Wednesday 24 September 2014

AIG ramps up rugby sponsorships to grow consumer awareness

By Sebastian Joseph

American International Group (AIG) is quickening investments in social, video and online advertising to exploit growing buzz around rugby ahead of next year’s World Cup in a bid to forge stronger ties to a public still wary of its past as one of the big causalities of the economic crisis.

The insurance firm is coordinating Facebook, Twitter and YouTube to give sponsorships with the New Zealand and USA national rugby teams more international exposure in the build up to next year’s tournament in England.

Through digital, it plans to turn the safety issues around the sport into an engagement platform for customers to share their opinions as well as showcase the brand’s values.

This is shown through the company’s Safety Awards with New Zealand Rugby, a crowdsourcing initiative spanning Europe, North America, Australasia, South America, Asia and Africa, that invites all rugby players from schools and clubs to submit videos and photographs showcasing how they are improving safety in the sport.

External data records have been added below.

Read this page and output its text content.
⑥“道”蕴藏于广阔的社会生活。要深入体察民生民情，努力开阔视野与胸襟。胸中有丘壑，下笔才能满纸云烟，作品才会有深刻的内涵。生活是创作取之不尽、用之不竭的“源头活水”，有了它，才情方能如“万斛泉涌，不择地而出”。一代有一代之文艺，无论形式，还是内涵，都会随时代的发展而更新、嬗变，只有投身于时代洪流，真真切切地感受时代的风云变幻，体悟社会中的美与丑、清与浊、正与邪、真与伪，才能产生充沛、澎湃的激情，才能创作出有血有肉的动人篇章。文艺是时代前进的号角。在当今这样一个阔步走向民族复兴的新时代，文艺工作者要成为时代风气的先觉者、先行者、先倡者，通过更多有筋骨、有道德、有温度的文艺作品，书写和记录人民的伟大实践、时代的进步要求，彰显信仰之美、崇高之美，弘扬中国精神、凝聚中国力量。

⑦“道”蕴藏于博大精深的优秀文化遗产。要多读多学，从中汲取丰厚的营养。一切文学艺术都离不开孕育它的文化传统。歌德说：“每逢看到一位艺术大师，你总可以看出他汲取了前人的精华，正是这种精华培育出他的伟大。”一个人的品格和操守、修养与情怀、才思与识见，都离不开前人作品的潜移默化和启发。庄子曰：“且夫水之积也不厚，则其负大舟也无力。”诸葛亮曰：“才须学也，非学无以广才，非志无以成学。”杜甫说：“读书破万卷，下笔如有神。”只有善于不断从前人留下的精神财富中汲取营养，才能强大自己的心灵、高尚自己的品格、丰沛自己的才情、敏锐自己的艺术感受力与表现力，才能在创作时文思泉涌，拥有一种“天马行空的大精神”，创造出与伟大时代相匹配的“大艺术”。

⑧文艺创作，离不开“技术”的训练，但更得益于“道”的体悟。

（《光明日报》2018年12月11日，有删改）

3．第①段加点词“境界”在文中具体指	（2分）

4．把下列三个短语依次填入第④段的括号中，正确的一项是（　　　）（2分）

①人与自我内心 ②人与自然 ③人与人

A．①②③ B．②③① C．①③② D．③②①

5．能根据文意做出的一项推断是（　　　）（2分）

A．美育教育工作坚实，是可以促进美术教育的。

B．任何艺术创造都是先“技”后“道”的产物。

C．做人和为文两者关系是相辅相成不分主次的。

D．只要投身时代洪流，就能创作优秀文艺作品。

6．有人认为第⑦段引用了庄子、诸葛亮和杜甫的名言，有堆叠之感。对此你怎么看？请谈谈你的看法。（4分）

Six clubs, one from each market, will be awarded $5,000 (£3,000) to help implement the safety procedures at their club. All six will then go head-to-head to win an additional $20,000 (£12,000) worth of safety or training equipment.

The user-generated content is hosted on an online portal for participants to share and source safety initiatives that can then be adopted at clubs globally, AIG adds. Future efforts will expand the crowdsourcing mechanic with the business also targeting C-suite executives through LinkedIn to expand the scale of the activity.

A videographer has also been seconded to the New Zealand team to produce regular behind-the-scenes footage.

The rugby charge, developed in partnership with sponsorship agency Octagon, aims to pick up from where the company’s £14m-a-year deal sponsorship deal with Manchester United left off in raising the global profile of the brand, particularly for its consumer business. AIG opted out of the kit deal in 2009 in the wake of a restructure caused by its $182bn (£111bn) bailout from the US government.

The business has been steadily rebuilding operations in the years since, overhauling its sponsorship strategy to identify properties that offer local touch points and global exposure. It accelerated the plan last year with the appointment of its first global head of sponsorship Daniel Glantz, who is shaping more engagement-led plans around the company’s front-of-shirt jersey properties.

AIG wants upcoming efforts to lift brand recognition for its consumer businesses such as car, home, travel and life insurance. It reshuffled the business earlier this month to bring all consumer-facing divisions under one executive team for the first time.

Glantz adds: "We’ve generally been more sensitive [with marketing] having gone through the [economic] recovery and are proud of the turnaround of the brand in that period.

"With the Rugby World Cup on the horizon and sport’s inclusion in the 2016 Olympics, the sport will give us local touchpoints with global visibility to be more outward facing when it comes to clients, consumers and our staff. People don’t always see what we’re doing and we’ve invested a lot in digital content distribution to be more tactical and responsive in the way we reach people.